Wednesday, September 19, 2012

Just Write!

Just Write! is the name of the Logan Township NJ Library’s Writer’s Group. This name originally drew me to the group. After all, all of us writers no matter where we are in our writing lives can boil all our goals down to those two words – “Just Write!” Personally, those two simple words are the hardest for me because I have always let life or other various excuses get in the way.

This January as I was composing my mental list of resolutions (you know, the usual – eat less, exercise more, play with my kids more, be a better person, yada yada yada) I included “write more” in my list. This year is more than half way over, I can say that I am writing “more” but I certainly don’t feel that I am writing “enough.” I am still allowing everything under the sun to get in the way of “just writing.” To move closer to my ultimate goal of one day being a published (PAID) writer – I have decided to specify my goal to writing one story and submitting that one story a month from September to May (Write 1 Submit 1 or W1S1). To facilitate this goal I have told myself that the 4 hours a week I have completely kid-less will be dedicated to writing and nothing else.

How’s that going? Well, I have had a total of 4 hours in the last week to write. I did manage to write two of them. I started out my session with some free writing which I will subject you to now:

I just dropped my 3 year old off at preschool – all smiles and no tears just like the others although there have been threats of tears for weeks. Even this morning, he was screaming that he was not going to go without me and he was going to cry. But upon arrival, he didn’t even look back. My last baby is a big boy. So, I walked away from the school armed with my laptop and ready to make good on the threat to write for two solitary hours at the library. The only chink in the plan is that the library doesn’t open at 9 am. Oops. I suppose I should have thought this one through. I drove around a bit, gathering my thoughts into a plan - searching through my Garmin for an alternative – a close Starbucks or the like. Nada. So, here I sit at the Shoprite coffee shop drinking a lousy cup of coffee when I don’t even need the caffeine but avoiding the heat-lamped pork roll and egg sandwich that I REALLY don’t need for many reasons.
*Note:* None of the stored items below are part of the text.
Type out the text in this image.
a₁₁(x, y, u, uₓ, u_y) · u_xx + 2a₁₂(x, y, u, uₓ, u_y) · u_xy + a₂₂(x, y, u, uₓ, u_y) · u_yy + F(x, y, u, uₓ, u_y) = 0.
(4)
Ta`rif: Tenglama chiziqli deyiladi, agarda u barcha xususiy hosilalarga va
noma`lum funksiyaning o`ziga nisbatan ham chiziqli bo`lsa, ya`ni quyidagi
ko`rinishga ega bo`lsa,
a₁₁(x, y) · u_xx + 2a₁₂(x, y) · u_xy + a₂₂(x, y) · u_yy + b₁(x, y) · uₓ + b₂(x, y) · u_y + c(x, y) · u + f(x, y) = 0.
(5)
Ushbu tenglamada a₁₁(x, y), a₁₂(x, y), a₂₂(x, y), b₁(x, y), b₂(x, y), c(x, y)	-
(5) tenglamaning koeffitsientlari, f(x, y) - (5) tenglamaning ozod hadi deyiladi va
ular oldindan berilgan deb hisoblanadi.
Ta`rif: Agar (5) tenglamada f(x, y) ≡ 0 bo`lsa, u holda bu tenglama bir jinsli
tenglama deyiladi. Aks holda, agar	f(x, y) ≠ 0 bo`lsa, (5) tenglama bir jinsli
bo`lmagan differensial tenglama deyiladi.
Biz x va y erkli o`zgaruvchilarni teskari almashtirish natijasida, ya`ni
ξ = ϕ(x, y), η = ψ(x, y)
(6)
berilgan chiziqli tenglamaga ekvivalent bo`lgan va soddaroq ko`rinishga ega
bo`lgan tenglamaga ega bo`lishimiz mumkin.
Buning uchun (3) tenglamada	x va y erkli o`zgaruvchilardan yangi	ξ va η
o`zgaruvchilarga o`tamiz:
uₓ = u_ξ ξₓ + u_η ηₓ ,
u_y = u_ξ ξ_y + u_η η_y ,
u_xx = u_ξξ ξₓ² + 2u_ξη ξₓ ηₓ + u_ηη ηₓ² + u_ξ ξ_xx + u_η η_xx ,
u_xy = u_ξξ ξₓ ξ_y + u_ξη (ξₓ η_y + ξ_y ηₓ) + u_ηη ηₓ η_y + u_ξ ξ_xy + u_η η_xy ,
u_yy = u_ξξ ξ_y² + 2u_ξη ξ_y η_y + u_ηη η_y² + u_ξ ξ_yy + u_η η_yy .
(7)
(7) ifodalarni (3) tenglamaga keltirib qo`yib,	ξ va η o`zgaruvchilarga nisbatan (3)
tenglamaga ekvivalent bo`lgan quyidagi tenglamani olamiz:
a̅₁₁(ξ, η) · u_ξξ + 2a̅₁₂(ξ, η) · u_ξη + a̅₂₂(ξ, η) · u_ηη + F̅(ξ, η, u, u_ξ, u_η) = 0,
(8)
            Upon arrival at Shoprite, the first place I had to hit out of necessity was the restroom (because of all the coffee I’ve already drank today). And even though I am in a public restroom, I still manage to do some thinking (what is it about bathrooms that help me gather my thoughts?). Anyways! So, I came up with the plan to go to the Barnes and Noble at the local college next week. It probably is only 10 minutes away from my son’s school and I’ll be surrounded by collegiate types which I still fancy I am anyways. But alas I am at the Shoprite 10 minutes in the opposite direction so here I will sit amongst the retired and recently widowed; the employees on break (those that aren’t outside smoking); and situated, ironically, next to the babysitting room with screaming kids (I can’t seem to escape!).

            So here I sit in surrounds that aren’t the most conducive to writing unable to write. Go figure! That’s pretty much how it usually happens. I write the most beautiful prose in my head while doing laundry, cleaning toilets, running errands, anytime I can’t write but when I sit down with computer in front of me it doesn’t come! Hence the free writing session at Shoprite.

            It is kind of a good place to people watch. Like the airport. Only sadder. At an airport there is the undertow of excitement, anticipation, privilege. At 10 am on a Thursday morning at the grocery store… I can’t put my finger on the feeling – depression… nobody wants to be here, giving up – I’m here but I’m not even dressed or showered…. There is a woman interviewing for a job in front of me wearing jeans and a tee shirt.

            Man, I really wish I was at Barnes and Nobel. But at least I can pick up some fruit and some stuff for lunch tomorrow. Maybe I can go the library after this….

That interview lasted 10 minutes. Hmmm I wonder if she is going to get hired? So if this writing thing doesn’t work out, I wonder where I am going to work. My husband wants me to work in an office. I think I’d rather work retail. I was happy working at TJ Maxx. Hmm. Or a lunch lady. I really hope this writing thing works out for me! I’m going to try! I’m going to start out slow – write one submit one a month. From September to May. Maybe I should get on to that one story I’m working on…. But maybe after I eat a pork roll and egg sandwich….

1 comment:

  1. Julie good question.. My last poem was outlined while on my partime job during a break in things..otherwise its sitting at the computer/typing machine, sometimes out on a picnic bench in the middle of nowhere or on a beach.